Trader Joe’s Agrees to Fix Its Fridges for the Environment

The retailer just agreed to a pricey settlement with the Environmental Protection Agency

Trader Joe's
Finally...an excuse to buy more cookie butter. Phillip Pessar (Flickr/Creative Commons)

It’s one of America’s most popular grocers, spurring listsicles, fan blogs and even its own fan club. But Trader Joe’s recently ran afoul of the U.S. Justice Department and Environmental Protection Agency over claims that its refrigerators leaked dangerous refrigerants and greenhouse gases. Now, EPA officials are reporting that they have reached a settlement with the grocer to reduce its greenhouse gas emissions nationwide—an agreement that means the company will have to fix its fridges in the name of atmospheric safety.

The settlement came about after the United States accused Trader Joe’s of violating the Clean Air Act by failing to fix refrigerator leaks, keep service records of its fridges and provide information about its compliance with federal environmental protection laws. The Clean Air Act has multiple provisions about refrigerants and regulates the use of R22, the most common hydrochlorofluorocarbon (HCFC) in use today.

The U.S. government is in the process of phasing out R22 and other HCFCs, which were developed in the 1950s as cheap, safe substitutes for CFCs, or chlorofluorocarbons, NOAA writes. Manufacturers used these compounds as coolants and propellants—think bottles of hairspray and shaving cream.

There was just one problem: CFCs deplete ozone and contribute to a growing ozone hole that caused panic and policy changes in the 1970s and 1980s. R22 was developed as a kind of “lesser evil” substitute for CFCs, but it turns out that it and other HCFCs harm the atmosphere, too. By the year 2030, the U.S. plans to phase them out completely.

Though the EPA writes that the potential human and environmental harm wreaked by Trader Joes’ emissions of ozone-depleting substances is “difficult to quantify,” its settlement terms are tough. The grocer will have to pay half a million dollars in civil penalties, spend $2 million to fix refrigerators over the next three years, and commit to compliance guidelines aimed at making its 461 stores more ozone-friendly.

“What we saw here was bad management,” John Crudin, an assistant attorney general who specializes in EPA enforcement, told The Los Angeles Times’ Del Quentin Wilber. The EPA states in a release that the settlement, which is subject to a 30-day comment period and final court approval, will reduce emissions equivalent to taking 6,500 passenger vehicles off the road or burning 33 million pounds of fuel in one year.

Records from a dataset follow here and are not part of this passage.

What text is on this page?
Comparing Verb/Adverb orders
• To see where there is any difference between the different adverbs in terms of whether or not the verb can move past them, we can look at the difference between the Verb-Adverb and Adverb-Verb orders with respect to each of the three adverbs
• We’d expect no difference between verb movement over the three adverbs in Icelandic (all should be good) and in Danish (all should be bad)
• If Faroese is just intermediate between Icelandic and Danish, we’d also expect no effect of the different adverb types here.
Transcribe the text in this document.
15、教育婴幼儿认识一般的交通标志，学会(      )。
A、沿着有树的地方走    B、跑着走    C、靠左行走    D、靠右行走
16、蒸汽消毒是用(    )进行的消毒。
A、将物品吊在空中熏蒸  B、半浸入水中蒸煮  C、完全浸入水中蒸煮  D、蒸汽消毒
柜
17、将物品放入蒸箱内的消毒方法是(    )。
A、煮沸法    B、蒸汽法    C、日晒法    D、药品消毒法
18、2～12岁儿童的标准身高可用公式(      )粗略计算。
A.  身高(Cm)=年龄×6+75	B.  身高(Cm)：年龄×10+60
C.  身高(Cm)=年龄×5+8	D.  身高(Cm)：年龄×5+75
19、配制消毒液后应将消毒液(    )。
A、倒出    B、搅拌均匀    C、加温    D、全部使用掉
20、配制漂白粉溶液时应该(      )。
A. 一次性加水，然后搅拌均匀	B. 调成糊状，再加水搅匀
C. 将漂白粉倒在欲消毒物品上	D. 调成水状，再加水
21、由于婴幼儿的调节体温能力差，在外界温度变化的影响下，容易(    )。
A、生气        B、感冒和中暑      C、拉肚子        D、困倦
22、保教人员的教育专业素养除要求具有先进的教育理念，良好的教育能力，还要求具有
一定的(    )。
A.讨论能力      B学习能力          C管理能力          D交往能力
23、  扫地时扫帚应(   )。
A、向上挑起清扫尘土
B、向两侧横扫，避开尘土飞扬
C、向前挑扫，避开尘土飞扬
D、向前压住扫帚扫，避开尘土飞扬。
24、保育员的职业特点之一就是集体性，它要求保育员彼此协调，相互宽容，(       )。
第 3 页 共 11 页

Reuters notes that Trader Joe’s did not admit liability, and a spokesperson did not comment. The grocer is not the only one to be smacked by the EPA over emissions of ozone-depleting substances: In 2014, Costco paid a $335,000 fine and committed to reducing its refrigerator leaks by 2017, and a year earlier Safeway paid a $600,000 penalty and agreed to a plan that would cost over $4 million.

There's no word yet if the hefty environmental settlement will cause prices to rise. But perhaps your next glass of Two-Buck Chuck will taste even better knowing that the company who sold it is doing its part for Earth’s atmosphere.